Tim Starling wrote:
MediaWiki's diff code was mostly written by Geoffrey Dairiki, for PhpWiki. It was imported into MediaWiki by Magnus and has since been modified by a few MediaWiki developers. It's a lowest-common subsequence (LCS) algorithm, and is "mostly lifted" from a Perl module by Ned Konz, now called Algorithm::DiffOld. It's called DiffOld because the new Algorithm::Diff is faster. Maybe if someone's feeling ambitious, they could port the new perl module. I was wondering if those string comparisons were the slow part, and it seems the author of the new Algorithm::Diff package found they were.

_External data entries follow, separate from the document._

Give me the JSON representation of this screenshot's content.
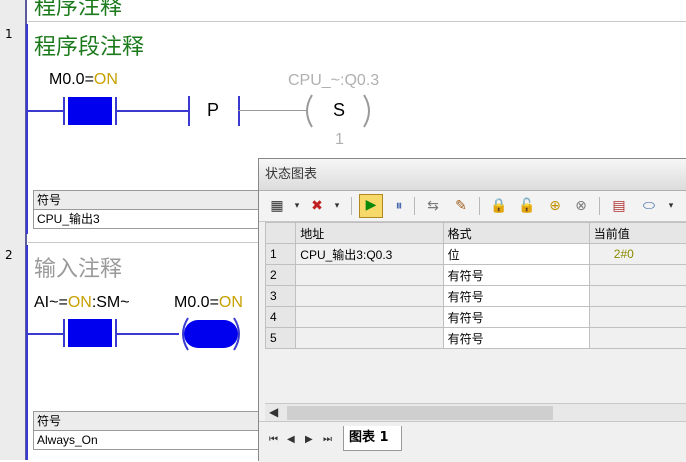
{
  "editor": {
    "top_partial_title": "程序注释",
    "networks": [
      {
        "number": "1",
        "title": "程序段注释",
        "contact_label_prefix": "M0.0=",
        "contact_label_state": "ON",
        "p_label": "P",
        "coil_address": "CPU_~:Q0.3",
        "coil_symbol": "S",
        "coil_count": "1",
        "symbol_header": "符号",
        "symbol_value": "CPU_输出3"
      },
      {
        "number": "2",
        "title": "输入注释",
        "contact_label_prefix": "AI~=",
        "contact_label_state": "ON",
        "contact_label_suffix": ":SM~",
        "coil_label_prefix": "M0.0=",
        "coil_label_state": "ON",
        "symbol_header": "符号",
        "symbol_value": "Always_On"
      }
    ]
  },
  "status_chart": {
    "title": "状态图表",
    "columns": [
      "地址",
      "格式",
      "当前值"
    ],
    "rows": [
      {
        "n": "1",
        "address": "CPU_输出3:Q0.3",
        "format": "位",
        "value": "2#0"
      },
      {
        "n": "2",
        "address": "",
        "format": "有符号",
        "value": ""
      },
      {
        "n": "3",
        "address": "",
        "format": "有符号",
        "value": ""
      },
      {
        "n": "4",
        "address": "",
        "format": "有符号",
        "value": ""
      },
      {
        "n": "5",
        "address": "",
        "format": "有符号",
        "value": ""
      }
    ],
    "sheet_tab": "图表 1",
    "toolbar_icons": [
      "add-item-icon",
      "delete-item-icon",
      "start-monitor-icon",
      "pause-icon",
      "single-read-icon",
      "write-icon",
      "lock-icon",
      "unlock-icon",
      "force-icon",
      "read-force-icon",
      "trend-icon",
      "tag-icon"
    ]
  },
  "colors": {
    "network_title": "#1b7a1b",
    "energized": "#0000ee",
    "on_state": "#c8a000",
    "current_value": "#8a8a00"
  }
}
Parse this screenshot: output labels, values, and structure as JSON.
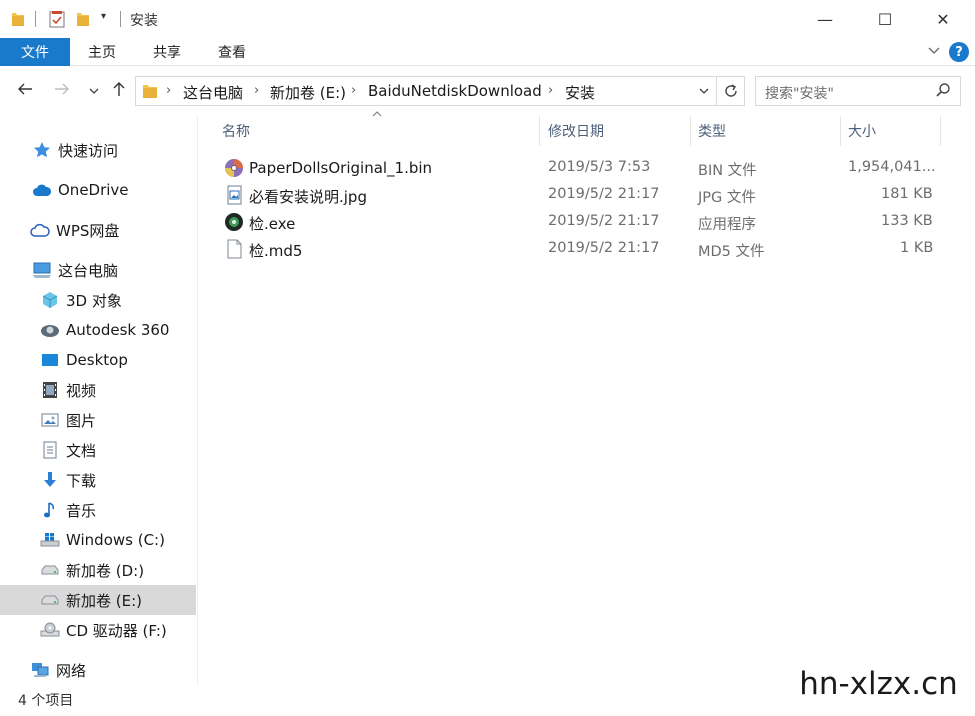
{
  "window": {
    "title": "安装",
    "minimize": "—",
    "maximize": "☐",
    "close": "✕"
  },
  "ribbon": {
    "tabs": [
      "文件",
      "主页",
      "共享",
      "查看"
    ],
    "expand_icon": "chevron-down-icon",
    "help": "?"
  },
  "address": {
    "breadcrumbs": [
      "这台电脑",
      "新加卷 (E:)",
      "BaiduNetdiskDownload",
      "安装"
    ],
    "search_placeholder": "搜索\"安装\""
  },
  "sidebar": {
    "items": [
      {
        "label": "快速访问",
        "icon": "star-icon"
      },
      {
        "label": "OneDrive",
        "icon": "cloud-icon"
      },
      {
        "label": "WPS网盘",
        "icon": "cloud-outline-icon"
      },
      {
        "label": "这台电脑",
        "icon": "computer-icon"
      },
      {
        "label": "3D 对象",
        "icon": "cube-icon"
      },
      {
        "label": "Autodesk 360",
        "icon": "autodesk-icon"
      },
      {
        "label": "Desktop",
        "icon": "desktop-icon"
      },
      {
        "label": "视频",
        "icon": "video-icon"
      },
      {
        "label": "图片",
        "icon": "picture-icon"
      },
      {
        "label": "文档",
        "icon": "document-icon"
      },
      {
        "label": "下载",
        "icon": "download-icon"
      },
      {
        "label": "音乐",
        "icon": "music-icon"
      },
      {
        "label": "Windows (C:)",
        "icon": "windows-drive-icon"
      },
      {
        "label": "新加卷 (D:)",
        "icon": "drive-icon"
      },
      {
        "label": "新加卷 (E:)",
        "icon": "drive-icon",
        "selected": true
      },
      {
        "label": "CD 驱动器 (F:)",
        "icon": "cd-drive-icon"
      },
      {
        "label": "网络",
        "icon": "network-icon"
      }
    ]
  },
  "columns": [
    "名称",
    "修改日期",
    "类型",
    "大小"
  ],
  "files": [
    {
      "name": "PaperDollsOriginal_1.bin",
      "date": "2019/5/3 7:53",
      "type": "BIN 文件",
      "size": "1,954,041...",
      "icon": "disc-image-icon"
    },
    {
      "name": "必看安装说明.jpg",
      "date": "2019/5/2 21:17",
      "type": "JPG 文件",
      "size": "181 KB",
      "icon": "image-file-icon"
    },
    {
      "name": "检.exe",
      "date": "2019/5/2 21:17",
      "type": "应用程序",
      "size": "133 KB",
      "icon": "app-icon"
    },
    {
      "name": "检.md5",
      "date": "2019/5/2 21:17",
      "type": "MD5 文件",
      "size": "1 KB",
      "icon": "blank-file-icon"
    }
  ],
  "status": {
    "count": "4 个项目"
  },
  "watermark": "hn-xlzx.cn",
  "colors": {
    "accent": "#1979ca",
    "selected_bg": "#d9d9d9",
    "header_text": "#4c607a"
  }
}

As far as I could see Algorithm::Diff uses the classic longest-common subsequence algorithm by Dan Hirschberg with O(n*m) where n and m is the length of each text and linear space: http://www.ics.uci.edu/~eppstein/161/960229.html
There is also an algorithm by Eugene W. Myers with O((n+m)*D) where D is the size of the difference between the texs: http://citeseer.ist.psu.edu/myers86ond.html
Davide Libenzi implemented it in C: http://www.xmailserver.org/xdiff-lib.html
Maybe diffs are not the most important performance issue but surely they can be speed up.
Greetings, Jakob